[Primary bile acid diarrhea in a community gastroenterology practice].

When first described in 1976, primary bile acid diarrhea (BAD Type 1) was regarded as a very rare cause of chronic diarrhea. Today, the incidence is estimated as > 1 %. Availability of diagnostic tools varies widely and, in Germany, there is no generally consented recommendation for their use. BAD is still widely underdiagnosed.Since the beginning of the '90 s, we have added a therapeutic trial with cholestyramine to our diagnostic approach of chronic diarrhea.

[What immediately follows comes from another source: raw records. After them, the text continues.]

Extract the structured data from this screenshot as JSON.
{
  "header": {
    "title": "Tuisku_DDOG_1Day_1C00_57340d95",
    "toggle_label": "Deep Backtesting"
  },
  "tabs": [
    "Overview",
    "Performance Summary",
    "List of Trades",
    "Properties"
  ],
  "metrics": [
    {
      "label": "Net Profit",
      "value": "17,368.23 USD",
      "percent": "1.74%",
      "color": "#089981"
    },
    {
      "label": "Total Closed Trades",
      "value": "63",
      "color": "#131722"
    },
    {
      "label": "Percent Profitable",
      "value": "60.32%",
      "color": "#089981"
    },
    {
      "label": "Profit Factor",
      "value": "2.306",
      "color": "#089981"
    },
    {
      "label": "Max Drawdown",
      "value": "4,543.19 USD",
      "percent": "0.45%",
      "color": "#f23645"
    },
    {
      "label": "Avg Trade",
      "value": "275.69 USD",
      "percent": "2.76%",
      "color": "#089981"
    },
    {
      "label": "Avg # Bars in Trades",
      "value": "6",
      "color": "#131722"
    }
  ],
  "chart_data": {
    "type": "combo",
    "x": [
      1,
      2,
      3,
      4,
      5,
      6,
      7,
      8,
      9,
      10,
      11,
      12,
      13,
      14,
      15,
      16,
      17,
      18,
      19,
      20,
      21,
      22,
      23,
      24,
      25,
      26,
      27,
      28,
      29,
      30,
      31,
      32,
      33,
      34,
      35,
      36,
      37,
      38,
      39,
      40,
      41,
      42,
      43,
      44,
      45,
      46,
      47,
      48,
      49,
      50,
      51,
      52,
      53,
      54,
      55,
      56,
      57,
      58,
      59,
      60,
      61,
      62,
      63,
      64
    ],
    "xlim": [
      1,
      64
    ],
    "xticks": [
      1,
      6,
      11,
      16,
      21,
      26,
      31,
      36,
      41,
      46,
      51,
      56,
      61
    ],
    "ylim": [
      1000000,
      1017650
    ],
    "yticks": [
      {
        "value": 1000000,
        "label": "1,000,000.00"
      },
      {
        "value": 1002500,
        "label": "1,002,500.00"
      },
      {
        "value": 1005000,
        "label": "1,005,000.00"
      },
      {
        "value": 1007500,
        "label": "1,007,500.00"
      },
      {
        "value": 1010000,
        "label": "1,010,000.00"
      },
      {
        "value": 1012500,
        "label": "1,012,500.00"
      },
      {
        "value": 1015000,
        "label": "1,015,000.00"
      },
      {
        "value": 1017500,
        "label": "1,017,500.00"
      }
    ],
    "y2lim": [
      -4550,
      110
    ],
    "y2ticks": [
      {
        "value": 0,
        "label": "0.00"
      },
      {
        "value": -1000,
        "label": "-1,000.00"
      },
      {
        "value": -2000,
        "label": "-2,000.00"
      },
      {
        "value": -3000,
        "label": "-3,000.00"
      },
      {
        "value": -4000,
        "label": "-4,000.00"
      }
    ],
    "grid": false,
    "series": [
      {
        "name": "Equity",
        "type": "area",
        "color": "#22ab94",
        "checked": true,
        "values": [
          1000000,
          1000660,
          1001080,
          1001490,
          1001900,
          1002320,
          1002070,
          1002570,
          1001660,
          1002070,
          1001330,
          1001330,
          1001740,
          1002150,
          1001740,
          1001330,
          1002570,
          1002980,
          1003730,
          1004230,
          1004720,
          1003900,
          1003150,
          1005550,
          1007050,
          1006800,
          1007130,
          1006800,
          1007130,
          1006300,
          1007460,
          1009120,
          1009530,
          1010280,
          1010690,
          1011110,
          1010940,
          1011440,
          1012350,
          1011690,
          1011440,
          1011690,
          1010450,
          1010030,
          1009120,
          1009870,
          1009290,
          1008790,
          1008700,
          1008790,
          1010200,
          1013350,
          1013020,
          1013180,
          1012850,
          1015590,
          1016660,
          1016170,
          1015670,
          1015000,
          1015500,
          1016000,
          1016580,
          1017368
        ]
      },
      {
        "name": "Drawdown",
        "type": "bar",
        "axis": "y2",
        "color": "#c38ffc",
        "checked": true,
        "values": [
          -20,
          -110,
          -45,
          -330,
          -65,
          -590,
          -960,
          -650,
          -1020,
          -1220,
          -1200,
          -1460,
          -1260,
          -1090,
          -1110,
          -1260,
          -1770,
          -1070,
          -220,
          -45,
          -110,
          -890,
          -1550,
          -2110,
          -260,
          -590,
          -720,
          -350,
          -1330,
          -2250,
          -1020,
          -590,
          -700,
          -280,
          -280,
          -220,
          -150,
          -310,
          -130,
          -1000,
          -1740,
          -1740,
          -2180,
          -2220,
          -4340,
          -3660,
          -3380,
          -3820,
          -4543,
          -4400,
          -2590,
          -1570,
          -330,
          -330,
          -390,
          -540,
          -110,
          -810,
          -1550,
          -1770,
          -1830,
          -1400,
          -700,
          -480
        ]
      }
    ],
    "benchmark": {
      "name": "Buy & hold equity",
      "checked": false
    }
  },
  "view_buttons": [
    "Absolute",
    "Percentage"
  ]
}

Patients with a positive test were offered a Selenium-homocholic acid taurine (SeHCAT) test for confirmation of bile-acid-diarrhea (BAD), using a 7-day-retention of 20 % as cut-off value.From April 1991 to March 2017, after exclusion of other relevant causes for chronic diarrhea like IBD, celiac disease or microscopic colitis, 70 patients with a positive trial treatment of cholestyramine were identified for evaluation. Sixty of them had a SeHCAT test. Patients with BAD Type 1 and Type 3 were excluded, except for cholecystectomy.85 % (35/41) of patients with BAD Type 1 needed continued medical treatment (median follow-up time 8.3 (1 - 23.6) years). Among them, 68.6 % (24/35) took cholestyramine, 31.4 % (11/35) loperamide or another antidiarrheal treatment. 14.6 % (6/41) of patients reported a spontaneous remission after median 2.9 (0.7 - 5.7) years.In the group of patients with BAD after cholecystectomy, 82 % (8/11) still needed treatment after median 7.7 (1 - 24.5) years; 8 having taken cholestyramine, one patient nothing and two with spontaneous remissions.All (8/8) patients with a normal SeHCAT test (7-day retention > 20 %) had spontaneous relief after median 3.6 (1.2 - 6.3) months.Also, 70 % (7/10) of patients who had not been confirmed by the SeHCAT test still needed treatment after median 4.3 (3.7 - 18.3) years.Based on a trial treatment alone, diagnosis of BAD is possible but not assured. Due to its ubiquitous availability, it should be used consequently if other methods are not available. Despite the well-known shortcomings of cholestyramine, a therapeutic trial should be used more consequently. According to the current literature, using the SeHCAT test in the first place will give significantly better results and unnecessary follow-up examinations can be avoided. However, therapeutic consequences might be modest due to the well-known limitations of cholestyramine. A well-tolerated and licensed alternative to cholestyramine is urgently needed.